Francetv info brosse le portrait d'un des personnages incontournables du mouvement des "bonnets rouges" : le maire divers gauche de Carhaix (Finistère).

Article rédigé par Benoît Zagdoun
France Télévisions
Publié Mis à jour
Temps de lecture : 6min
Le maire de Carhaix, Christian Troadec, brandit un bonnet rouge, symbole de la contestation en Bretagne, le 5 novembre 2013, devant la préfecture de région à Rennes (Ille-et-Vilaine). (FRANK PERRY / AFP)

Devant les grilles de la préfecture de région, aux côtés des salariés de Marine Harvest, derrière la banderole des ouvriers de Doux… Christian Troadec est de toutes les manifestations depuis le début de la fronde en Bretagne.

A 47 ans, le maire divers gauche de Carhaix et conseiller général du Finistère est l’une des figures emblématiques du mouvement des "bonnets rouges", qui lutte pour la défense de l’emploi et la suppression de l’écotaxe.
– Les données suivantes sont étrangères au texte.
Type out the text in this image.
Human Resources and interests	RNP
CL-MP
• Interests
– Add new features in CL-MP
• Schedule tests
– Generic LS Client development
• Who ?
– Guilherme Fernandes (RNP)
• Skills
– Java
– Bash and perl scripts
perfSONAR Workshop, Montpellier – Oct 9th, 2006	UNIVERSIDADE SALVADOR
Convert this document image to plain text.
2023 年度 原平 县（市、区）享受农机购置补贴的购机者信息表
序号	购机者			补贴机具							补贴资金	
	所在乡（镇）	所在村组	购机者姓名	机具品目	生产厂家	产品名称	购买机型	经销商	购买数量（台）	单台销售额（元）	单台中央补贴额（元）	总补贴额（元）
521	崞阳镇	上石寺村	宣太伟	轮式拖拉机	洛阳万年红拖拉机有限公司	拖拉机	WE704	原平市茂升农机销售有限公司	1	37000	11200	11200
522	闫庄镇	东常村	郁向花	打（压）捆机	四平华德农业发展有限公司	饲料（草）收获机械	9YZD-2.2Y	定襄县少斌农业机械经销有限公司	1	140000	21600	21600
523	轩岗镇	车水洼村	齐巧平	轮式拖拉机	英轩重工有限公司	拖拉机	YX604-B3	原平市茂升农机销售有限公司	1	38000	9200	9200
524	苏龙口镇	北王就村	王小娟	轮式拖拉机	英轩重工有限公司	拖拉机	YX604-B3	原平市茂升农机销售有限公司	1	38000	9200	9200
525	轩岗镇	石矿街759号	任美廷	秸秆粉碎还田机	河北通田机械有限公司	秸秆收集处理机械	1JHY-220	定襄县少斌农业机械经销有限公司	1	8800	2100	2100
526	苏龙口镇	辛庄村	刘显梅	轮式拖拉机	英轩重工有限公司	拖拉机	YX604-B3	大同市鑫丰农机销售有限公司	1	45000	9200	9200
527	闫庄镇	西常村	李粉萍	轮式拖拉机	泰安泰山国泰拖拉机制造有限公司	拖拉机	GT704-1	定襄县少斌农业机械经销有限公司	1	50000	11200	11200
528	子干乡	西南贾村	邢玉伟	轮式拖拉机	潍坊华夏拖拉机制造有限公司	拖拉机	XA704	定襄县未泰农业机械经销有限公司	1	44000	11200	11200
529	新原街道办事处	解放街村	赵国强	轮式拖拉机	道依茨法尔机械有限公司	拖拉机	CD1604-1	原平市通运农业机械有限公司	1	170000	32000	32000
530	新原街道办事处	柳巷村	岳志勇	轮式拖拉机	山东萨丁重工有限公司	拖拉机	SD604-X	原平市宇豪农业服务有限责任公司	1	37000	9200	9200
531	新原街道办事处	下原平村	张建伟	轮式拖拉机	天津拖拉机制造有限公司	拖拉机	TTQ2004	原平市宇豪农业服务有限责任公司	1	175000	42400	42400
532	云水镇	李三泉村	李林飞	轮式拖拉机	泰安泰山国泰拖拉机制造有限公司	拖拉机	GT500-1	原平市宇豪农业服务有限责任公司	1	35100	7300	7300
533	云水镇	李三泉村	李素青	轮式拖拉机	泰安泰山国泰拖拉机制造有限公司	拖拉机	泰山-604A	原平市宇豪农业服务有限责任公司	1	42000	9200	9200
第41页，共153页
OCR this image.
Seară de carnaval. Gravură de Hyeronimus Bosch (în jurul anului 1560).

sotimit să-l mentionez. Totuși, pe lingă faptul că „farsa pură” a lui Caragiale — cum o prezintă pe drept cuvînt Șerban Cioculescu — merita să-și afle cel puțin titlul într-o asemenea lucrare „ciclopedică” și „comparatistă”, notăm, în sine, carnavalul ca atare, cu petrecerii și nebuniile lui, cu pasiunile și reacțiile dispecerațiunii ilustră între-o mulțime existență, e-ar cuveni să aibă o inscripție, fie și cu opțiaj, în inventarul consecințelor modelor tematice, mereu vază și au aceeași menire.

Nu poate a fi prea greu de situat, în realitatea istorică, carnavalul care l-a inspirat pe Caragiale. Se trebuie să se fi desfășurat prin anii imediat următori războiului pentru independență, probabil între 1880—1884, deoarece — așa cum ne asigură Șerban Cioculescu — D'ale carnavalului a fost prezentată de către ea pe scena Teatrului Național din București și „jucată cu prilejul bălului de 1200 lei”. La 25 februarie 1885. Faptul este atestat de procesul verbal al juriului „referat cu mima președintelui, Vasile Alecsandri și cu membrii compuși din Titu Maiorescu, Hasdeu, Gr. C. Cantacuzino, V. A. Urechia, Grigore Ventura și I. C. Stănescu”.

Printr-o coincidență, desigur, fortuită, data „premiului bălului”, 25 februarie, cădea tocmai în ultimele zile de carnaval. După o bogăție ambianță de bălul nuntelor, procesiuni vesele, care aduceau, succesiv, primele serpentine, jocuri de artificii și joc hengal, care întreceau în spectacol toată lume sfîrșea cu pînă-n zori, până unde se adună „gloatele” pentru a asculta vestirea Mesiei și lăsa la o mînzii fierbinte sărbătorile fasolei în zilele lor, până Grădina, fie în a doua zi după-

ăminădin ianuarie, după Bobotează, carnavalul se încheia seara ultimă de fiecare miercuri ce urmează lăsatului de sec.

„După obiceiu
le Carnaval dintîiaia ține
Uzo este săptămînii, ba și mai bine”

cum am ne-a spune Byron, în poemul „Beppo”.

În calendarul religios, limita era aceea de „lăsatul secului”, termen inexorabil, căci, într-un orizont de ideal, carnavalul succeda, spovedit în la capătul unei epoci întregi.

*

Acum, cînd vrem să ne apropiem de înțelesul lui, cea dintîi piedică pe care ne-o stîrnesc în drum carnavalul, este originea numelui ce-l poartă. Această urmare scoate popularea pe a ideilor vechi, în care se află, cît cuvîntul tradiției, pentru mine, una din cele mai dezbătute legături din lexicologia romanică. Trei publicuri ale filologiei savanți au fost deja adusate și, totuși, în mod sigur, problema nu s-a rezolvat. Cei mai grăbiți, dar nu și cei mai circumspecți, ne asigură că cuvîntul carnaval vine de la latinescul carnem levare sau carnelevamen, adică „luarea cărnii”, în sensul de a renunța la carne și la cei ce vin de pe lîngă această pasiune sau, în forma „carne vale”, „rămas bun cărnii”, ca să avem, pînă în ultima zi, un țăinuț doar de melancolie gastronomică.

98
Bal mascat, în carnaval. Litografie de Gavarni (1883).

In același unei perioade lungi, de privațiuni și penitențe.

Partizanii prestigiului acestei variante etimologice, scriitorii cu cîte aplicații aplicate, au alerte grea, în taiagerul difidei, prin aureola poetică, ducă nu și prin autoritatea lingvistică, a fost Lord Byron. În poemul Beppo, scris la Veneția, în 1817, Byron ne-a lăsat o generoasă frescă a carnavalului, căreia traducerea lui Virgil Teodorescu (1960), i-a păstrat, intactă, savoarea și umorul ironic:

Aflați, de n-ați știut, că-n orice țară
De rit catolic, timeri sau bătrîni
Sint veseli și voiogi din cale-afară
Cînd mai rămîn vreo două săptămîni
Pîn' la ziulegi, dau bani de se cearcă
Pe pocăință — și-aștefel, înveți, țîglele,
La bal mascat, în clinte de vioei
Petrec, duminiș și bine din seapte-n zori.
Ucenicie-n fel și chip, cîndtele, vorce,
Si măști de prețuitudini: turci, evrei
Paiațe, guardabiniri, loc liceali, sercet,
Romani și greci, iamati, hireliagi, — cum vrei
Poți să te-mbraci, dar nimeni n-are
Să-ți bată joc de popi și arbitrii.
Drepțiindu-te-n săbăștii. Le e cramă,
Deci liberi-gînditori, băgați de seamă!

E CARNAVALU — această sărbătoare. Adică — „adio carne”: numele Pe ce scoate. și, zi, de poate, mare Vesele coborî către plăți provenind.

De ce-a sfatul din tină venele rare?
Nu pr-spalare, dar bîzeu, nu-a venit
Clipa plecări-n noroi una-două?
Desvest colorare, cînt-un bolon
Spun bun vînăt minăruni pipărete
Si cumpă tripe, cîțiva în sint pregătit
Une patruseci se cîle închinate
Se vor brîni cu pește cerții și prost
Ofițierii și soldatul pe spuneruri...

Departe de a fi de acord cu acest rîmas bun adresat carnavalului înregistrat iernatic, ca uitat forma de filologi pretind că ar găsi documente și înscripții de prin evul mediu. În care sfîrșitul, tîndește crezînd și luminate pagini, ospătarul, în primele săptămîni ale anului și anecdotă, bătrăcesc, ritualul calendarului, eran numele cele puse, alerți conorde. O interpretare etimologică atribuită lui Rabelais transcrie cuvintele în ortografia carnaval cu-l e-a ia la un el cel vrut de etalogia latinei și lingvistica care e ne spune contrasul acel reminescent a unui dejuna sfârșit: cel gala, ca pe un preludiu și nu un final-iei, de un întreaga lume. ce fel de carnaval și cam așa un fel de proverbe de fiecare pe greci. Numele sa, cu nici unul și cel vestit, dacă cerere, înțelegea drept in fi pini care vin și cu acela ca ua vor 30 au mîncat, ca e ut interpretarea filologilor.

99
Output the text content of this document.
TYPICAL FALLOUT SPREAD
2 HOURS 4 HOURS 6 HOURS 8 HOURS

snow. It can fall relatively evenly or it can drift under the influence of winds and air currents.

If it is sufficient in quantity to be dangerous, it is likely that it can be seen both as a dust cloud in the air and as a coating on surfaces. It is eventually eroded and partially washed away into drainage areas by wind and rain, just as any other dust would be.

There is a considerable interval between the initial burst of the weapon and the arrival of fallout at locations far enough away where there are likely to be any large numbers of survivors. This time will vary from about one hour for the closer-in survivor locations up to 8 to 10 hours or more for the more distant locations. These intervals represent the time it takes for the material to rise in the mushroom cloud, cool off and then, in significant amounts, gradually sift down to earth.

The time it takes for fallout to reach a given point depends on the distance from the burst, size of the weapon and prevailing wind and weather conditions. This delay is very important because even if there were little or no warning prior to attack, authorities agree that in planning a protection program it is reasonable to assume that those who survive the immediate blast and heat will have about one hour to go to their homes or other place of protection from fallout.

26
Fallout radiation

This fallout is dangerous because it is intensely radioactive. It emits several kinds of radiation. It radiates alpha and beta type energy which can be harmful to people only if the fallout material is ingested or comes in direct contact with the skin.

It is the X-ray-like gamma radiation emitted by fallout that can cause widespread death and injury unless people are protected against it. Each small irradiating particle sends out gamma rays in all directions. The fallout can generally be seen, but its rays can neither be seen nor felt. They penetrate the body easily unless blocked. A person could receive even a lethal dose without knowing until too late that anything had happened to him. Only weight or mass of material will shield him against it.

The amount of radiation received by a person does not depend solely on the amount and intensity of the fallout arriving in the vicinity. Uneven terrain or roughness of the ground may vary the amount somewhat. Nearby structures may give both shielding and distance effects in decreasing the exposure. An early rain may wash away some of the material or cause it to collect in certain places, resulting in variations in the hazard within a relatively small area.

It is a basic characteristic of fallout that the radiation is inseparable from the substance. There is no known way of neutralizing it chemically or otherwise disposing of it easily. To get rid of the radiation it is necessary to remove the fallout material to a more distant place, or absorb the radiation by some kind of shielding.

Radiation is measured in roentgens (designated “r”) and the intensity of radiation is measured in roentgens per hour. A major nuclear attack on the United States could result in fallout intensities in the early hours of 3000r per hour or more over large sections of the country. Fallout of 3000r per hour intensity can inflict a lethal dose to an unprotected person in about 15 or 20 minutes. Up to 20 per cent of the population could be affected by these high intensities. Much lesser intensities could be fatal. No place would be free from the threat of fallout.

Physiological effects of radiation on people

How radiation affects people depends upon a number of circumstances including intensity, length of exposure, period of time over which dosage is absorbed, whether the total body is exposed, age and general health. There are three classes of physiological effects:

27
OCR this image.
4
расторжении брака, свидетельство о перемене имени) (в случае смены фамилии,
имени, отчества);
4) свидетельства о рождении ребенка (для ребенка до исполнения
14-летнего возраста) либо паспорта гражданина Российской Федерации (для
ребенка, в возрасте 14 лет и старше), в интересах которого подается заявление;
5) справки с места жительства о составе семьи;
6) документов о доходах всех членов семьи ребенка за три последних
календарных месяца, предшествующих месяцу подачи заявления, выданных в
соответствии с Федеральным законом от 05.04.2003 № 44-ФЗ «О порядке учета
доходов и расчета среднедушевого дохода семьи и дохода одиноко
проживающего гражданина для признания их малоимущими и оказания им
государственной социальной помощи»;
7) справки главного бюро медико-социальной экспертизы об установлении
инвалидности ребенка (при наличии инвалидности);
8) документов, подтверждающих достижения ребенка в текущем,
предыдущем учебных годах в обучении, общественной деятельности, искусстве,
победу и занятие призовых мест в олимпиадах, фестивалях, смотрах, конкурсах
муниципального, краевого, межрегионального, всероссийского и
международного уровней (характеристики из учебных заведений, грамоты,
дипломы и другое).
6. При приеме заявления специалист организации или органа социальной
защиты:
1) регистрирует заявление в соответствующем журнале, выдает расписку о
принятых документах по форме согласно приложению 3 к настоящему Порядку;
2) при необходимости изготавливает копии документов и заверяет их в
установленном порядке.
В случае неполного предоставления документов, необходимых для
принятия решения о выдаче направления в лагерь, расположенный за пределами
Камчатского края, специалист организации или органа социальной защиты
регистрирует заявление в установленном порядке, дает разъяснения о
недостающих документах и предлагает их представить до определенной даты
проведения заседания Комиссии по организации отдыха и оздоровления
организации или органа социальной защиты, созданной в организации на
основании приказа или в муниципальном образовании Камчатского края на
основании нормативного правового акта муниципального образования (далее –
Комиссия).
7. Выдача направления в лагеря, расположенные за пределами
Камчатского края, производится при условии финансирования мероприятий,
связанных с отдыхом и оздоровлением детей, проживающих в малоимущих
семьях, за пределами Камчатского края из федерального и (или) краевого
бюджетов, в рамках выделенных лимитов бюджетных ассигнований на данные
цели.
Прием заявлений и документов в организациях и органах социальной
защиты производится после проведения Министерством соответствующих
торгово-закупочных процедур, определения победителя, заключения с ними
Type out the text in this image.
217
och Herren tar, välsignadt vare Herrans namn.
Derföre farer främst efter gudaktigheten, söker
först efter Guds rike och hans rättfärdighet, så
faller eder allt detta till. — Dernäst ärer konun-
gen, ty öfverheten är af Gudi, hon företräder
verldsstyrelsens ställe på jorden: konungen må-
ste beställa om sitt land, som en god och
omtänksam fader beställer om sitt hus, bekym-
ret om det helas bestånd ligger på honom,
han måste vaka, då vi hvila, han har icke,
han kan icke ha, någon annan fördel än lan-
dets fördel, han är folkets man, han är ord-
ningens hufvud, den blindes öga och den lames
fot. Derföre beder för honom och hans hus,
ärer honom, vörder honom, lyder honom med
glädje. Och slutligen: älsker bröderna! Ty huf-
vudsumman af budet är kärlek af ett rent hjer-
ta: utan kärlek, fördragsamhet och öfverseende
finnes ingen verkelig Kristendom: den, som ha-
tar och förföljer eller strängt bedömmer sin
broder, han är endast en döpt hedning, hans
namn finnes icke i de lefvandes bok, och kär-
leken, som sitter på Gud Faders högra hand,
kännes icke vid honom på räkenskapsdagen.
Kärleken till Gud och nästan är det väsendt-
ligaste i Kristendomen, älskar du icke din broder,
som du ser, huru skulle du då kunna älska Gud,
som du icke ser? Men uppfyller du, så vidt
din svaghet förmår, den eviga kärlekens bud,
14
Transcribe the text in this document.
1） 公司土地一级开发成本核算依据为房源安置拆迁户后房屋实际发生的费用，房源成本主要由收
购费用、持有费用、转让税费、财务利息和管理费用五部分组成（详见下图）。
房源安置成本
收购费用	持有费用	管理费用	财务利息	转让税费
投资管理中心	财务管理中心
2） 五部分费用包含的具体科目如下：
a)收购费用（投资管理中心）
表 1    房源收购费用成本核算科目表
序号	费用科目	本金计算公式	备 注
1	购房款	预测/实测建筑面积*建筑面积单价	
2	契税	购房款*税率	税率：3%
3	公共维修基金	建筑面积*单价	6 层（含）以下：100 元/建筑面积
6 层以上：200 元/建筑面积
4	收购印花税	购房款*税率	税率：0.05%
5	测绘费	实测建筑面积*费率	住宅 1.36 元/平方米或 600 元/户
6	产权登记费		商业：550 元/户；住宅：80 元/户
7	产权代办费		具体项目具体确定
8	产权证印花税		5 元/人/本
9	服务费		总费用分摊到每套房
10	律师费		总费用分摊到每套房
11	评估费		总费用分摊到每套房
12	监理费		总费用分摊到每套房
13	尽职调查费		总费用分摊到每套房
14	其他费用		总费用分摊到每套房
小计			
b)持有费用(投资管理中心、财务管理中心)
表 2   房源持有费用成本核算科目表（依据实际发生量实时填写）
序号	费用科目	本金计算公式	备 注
Francetv info dresse son portrait.

Un habitué des bras de fer

Mardi 5 novembre, à la veille de négociations à Rennes sur le "pacte d'avenir" pour la Bretagne proposé par le gouvernement, Christian Troadec lance un ultimatum : "Nous attendons clairement la suppression de l'écotaxe pour demain, à midi, pour la Bretagne." Et menace, le cas échéant, "de nouvelles actions". Pour Jean-Marc Ayrault, ce n'est pas "une bonne méthode". Cela reste à voir.

Car le maire de Carhaix est l’un des principaux artisans du plus grand succès à ce jour des "bonnets rouges" : la manifestation qui a réuni entre 15 000 et 30 000 personnes, samedi, à Quimper. C’est dans sa mairie que le collectif Vivre, décider et travailler en Bretagne, à l'initiative de ce rassemblement, a vu le jour, souligne Le Parisien (article payant). Une "union sacrée" des agriculteurs, ouvriers et entrepreneurs pour la défense des intérêts économiques de la Bretagne. Ces bonnets rouges sont les "symboles de la résistance contre le pouvoir central", affirme Christian Troadec, cité par Le Nouvel Observateur.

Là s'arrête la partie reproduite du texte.